Enhanced pervaporation performance of SA-PFSA/ceramic hybrid membranes for ethanol dehydration

In this study, sodium alginate (SA)-perfluorinated sulfonic acid (PFSA)/ceramic hybrid membranes were successfully prepared by dip-coating method. The contorted rigid structure of PFSA immobilized the loose structure of SA as well as improved the interconnectivity so as to demonstrated high separation factors. Meanwhile, the ion clusters formed by SO3H groups of PFSA possessed high affinity for water, resulting in high water flux.

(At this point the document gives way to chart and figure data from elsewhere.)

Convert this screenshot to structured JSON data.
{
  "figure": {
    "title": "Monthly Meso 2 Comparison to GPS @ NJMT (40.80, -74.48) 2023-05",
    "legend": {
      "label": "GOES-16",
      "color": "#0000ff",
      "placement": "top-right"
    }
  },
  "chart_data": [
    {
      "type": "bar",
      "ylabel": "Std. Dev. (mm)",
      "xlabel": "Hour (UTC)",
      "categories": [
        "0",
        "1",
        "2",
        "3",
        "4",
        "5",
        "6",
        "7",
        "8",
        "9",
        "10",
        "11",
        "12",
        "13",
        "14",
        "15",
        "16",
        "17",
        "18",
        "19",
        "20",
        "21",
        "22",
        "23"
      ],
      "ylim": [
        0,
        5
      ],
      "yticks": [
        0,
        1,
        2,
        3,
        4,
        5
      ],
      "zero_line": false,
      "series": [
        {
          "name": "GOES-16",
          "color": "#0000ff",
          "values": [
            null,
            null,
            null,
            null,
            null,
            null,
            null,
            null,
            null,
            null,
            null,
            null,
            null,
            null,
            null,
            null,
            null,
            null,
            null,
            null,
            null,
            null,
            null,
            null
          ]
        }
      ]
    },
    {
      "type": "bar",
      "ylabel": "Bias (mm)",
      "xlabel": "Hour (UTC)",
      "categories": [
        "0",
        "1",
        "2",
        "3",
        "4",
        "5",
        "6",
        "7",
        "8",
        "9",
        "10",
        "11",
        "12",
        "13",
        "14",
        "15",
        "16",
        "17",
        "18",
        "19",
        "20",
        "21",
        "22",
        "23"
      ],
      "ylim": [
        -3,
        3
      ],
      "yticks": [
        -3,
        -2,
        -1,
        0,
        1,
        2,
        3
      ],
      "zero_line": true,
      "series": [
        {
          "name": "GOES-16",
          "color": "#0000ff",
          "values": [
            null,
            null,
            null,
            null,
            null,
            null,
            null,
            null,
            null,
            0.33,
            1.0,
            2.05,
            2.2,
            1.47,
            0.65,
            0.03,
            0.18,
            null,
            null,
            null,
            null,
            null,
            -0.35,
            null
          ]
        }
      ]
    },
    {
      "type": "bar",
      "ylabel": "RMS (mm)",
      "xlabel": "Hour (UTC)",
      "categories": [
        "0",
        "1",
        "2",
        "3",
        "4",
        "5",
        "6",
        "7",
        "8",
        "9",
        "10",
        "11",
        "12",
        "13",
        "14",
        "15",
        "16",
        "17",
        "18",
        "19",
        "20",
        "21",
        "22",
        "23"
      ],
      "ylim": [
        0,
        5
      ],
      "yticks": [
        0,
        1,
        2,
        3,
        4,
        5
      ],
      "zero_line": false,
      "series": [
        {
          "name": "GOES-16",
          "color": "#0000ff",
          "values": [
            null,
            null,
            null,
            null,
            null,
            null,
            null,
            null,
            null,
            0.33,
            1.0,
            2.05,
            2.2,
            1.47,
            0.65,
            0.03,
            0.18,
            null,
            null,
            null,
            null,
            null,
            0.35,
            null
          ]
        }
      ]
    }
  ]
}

The viscosity of blend solution, structures and properties of the hybrid membranes were investigated by viscometry, Fourier transform infrared (FTIR), scanning electron microscopy (SEM), water contact angle meter and pervaporation dehydration. The effects of SA-PFSA ratio, PFSA content, feed composition and temperature on the separation performances of the hybrid membranes were investigated. The hybrid membrane fabricated by 2.0 wt% SA and 2.0 wt% PFSA demonstrated a high flux of 1155 g m−2 h−1 coupled with separation factor of 1149 by dehydration of 15 wt% water content ethanol-water mixture at 75 °C, reflecting superior pervaporation processing capacity.